Job Responsibilities include but may not be limited to:

• The Cyber Threat Intel Analyst is responsible for the delivery of curated Threat Intelligence reports to the organization to drive decision making and decisive actions.
• Analyze and research cyber threats to provide actionable threat intelligence, including adversary indicators of compromise, technique, tactics and procedures, behaviors, exploited vulnerabilities, and trends.
• Maintain tools and best-practices in advanced persistent threats, Tools, Techniques, and Procedures (TTPs) of attackers, and forensics and incident response.
• Act as a liaison to the Information Security organization with an extensive network of cyber security, threat intelligence, and security operations professionals.
• Identify and hunt for related TTPs across all internal/external repositories.
• Identify and mitigate the most harmful threats targeting Rubrik resources and partners.
• Understand and develop threat actor profiles, along with the typical indicators associated with those profiles, and synthesize the data to develop innovative detection methods.
• Collaborate with product managers, program managers, operations, policy, and communications teams to find gaps in current threat response processes such as detection and mitigation.
• Actively strengthen intelligence gathering, and investigation SOPs.
• Work across time zones with global team members and stakeholders.
• Play a collaborative role in the build out and maturity of the Threat Intelligence Program

Qualifications:

• Minimum of 5 years of experience working in Information Security performing incident response,threat intelligence, forensics, or offensive security.
• Competency in the practical application of the Threat Intelligence Lifecycle Process to drive CTI program initiatives.
• Strong ability to articulate Tactical, Operational, and Strategic threat intelligence to internal stakeholders.

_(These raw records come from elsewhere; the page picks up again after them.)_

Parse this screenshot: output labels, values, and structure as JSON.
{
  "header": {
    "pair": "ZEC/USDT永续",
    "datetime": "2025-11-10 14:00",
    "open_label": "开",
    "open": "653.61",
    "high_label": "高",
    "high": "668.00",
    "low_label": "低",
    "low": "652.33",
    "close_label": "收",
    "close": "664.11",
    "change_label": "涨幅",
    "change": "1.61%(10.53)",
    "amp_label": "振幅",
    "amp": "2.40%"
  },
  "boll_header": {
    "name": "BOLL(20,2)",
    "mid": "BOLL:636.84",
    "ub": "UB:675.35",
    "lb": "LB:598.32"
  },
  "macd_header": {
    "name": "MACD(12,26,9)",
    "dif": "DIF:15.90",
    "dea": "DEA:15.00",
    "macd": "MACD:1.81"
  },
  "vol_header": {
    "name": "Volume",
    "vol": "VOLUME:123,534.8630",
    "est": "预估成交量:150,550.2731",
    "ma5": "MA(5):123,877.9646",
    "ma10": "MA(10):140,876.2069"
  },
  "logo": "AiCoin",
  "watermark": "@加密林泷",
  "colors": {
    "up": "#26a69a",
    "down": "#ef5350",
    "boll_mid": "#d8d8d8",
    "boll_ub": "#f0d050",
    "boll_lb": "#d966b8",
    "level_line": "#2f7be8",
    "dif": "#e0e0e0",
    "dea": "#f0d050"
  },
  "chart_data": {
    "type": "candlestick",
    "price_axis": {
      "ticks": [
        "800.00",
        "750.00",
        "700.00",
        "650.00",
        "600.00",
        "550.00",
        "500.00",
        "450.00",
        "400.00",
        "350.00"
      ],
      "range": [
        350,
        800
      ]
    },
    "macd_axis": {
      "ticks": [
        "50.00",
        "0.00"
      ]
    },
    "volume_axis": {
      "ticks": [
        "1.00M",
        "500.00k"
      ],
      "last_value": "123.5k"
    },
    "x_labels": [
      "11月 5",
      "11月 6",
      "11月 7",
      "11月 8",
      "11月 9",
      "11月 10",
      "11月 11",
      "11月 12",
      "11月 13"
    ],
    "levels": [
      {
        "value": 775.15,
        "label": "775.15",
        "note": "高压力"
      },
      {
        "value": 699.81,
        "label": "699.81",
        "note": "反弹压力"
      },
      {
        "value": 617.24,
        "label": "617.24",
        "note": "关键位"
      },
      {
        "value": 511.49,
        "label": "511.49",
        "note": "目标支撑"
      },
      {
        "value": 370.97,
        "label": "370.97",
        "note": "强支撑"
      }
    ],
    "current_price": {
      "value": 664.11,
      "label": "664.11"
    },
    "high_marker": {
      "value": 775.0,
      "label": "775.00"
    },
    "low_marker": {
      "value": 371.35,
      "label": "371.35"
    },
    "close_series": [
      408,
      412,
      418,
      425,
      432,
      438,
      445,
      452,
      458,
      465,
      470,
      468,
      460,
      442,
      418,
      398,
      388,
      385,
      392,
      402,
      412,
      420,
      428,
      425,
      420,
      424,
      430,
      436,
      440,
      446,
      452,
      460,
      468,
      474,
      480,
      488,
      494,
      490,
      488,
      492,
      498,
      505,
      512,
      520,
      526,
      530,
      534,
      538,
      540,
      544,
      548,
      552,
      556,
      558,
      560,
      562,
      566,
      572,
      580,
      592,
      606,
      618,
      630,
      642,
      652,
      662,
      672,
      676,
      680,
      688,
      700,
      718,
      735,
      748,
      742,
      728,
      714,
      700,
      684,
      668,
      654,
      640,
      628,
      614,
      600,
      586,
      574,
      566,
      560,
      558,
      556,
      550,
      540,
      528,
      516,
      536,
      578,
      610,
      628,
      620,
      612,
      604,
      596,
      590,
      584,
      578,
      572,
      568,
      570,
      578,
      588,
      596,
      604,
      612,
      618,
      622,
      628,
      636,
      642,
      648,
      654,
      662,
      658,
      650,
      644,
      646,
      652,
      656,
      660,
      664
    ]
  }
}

• Experience in conducting investigations into advanced persistent threats.
• Strong knowledge of enterprise detection technologies and processes (Advanced Threat Detection Tools, IDS/IPS, Network Packet Analysis, Endpoint Protection).

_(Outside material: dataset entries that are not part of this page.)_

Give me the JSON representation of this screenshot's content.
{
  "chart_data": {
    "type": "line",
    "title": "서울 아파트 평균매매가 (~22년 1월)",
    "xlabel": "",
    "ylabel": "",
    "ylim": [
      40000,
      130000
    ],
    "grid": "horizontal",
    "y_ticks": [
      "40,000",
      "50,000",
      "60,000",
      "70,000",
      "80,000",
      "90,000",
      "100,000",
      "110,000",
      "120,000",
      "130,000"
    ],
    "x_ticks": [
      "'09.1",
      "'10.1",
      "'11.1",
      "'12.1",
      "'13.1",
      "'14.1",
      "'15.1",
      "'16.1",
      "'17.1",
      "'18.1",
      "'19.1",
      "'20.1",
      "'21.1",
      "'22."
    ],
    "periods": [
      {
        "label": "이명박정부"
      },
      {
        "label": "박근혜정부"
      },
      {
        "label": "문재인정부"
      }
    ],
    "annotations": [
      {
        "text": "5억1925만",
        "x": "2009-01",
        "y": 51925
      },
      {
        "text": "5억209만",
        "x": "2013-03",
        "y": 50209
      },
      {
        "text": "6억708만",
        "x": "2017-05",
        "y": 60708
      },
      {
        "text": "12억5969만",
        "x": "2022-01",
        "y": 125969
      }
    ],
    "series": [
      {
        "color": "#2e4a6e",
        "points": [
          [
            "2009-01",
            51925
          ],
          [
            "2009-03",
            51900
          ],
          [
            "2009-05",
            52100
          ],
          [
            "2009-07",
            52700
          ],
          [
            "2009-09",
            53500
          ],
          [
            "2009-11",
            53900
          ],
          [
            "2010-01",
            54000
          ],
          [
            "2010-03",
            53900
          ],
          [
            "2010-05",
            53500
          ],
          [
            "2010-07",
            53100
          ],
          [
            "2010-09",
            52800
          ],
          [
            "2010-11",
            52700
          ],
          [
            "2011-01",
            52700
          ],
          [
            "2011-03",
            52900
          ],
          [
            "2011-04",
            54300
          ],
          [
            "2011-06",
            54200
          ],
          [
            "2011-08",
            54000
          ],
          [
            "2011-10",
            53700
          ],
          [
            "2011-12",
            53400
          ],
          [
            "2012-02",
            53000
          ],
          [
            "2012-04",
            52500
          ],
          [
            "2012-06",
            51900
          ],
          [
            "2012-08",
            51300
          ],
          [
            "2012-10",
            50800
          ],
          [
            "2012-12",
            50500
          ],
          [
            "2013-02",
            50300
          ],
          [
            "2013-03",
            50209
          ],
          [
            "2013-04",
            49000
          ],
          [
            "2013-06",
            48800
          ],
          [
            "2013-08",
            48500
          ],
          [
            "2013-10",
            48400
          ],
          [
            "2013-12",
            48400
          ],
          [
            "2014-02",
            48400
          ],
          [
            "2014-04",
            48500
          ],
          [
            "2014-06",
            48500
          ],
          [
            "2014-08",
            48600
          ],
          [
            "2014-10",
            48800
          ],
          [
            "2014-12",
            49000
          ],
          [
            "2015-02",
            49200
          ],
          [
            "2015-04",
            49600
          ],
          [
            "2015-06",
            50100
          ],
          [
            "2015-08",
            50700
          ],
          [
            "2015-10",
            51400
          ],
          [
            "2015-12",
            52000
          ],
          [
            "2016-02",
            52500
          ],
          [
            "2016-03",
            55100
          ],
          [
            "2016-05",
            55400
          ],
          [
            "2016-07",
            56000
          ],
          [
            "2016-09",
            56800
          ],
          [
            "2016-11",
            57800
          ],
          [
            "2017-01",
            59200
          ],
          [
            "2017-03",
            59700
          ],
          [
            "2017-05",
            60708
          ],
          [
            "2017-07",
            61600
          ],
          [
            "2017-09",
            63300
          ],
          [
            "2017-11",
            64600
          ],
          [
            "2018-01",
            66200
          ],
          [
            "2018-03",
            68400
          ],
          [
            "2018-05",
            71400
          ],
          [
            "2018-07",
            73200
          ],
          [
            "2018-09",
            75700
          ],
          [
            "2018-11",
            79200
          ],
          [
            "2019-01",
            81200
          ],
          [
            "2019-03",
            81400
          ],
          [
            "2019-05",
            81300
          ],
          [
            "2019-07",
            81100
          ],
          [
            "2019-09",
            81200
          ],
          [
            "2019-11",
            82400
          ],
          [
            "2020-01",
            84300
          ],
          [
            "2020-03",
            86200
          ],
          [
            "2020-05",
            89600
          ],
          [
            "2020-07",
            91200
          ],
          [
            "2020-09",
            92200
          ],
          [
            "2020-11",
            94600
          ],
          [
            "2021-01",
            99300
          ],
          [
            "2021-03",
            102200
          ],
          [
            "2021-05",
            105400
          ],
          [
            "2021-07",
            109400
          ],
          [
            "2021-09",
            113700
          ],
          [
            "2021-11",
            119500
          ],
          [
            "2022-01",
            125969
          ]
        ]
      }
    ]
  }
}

• Strong understanding of security operations - perimeter defense, forensics, incident response, kill chain analysis, risk assessment and security metrics.
• Strong understanding of attack lifecycle of different types of cyber attacks (APT, cybercrime etc.), infrastructure lifecycle, and anonymization techniques.
• Proficiency in at least one of the following scripting languages - Python, Ruby, Powershell, Go, etc.
• Experience working with Threat Intelligence subscriptions and threat feeds.
• Experience contributing to Threat Intelligence or other SOC related program development.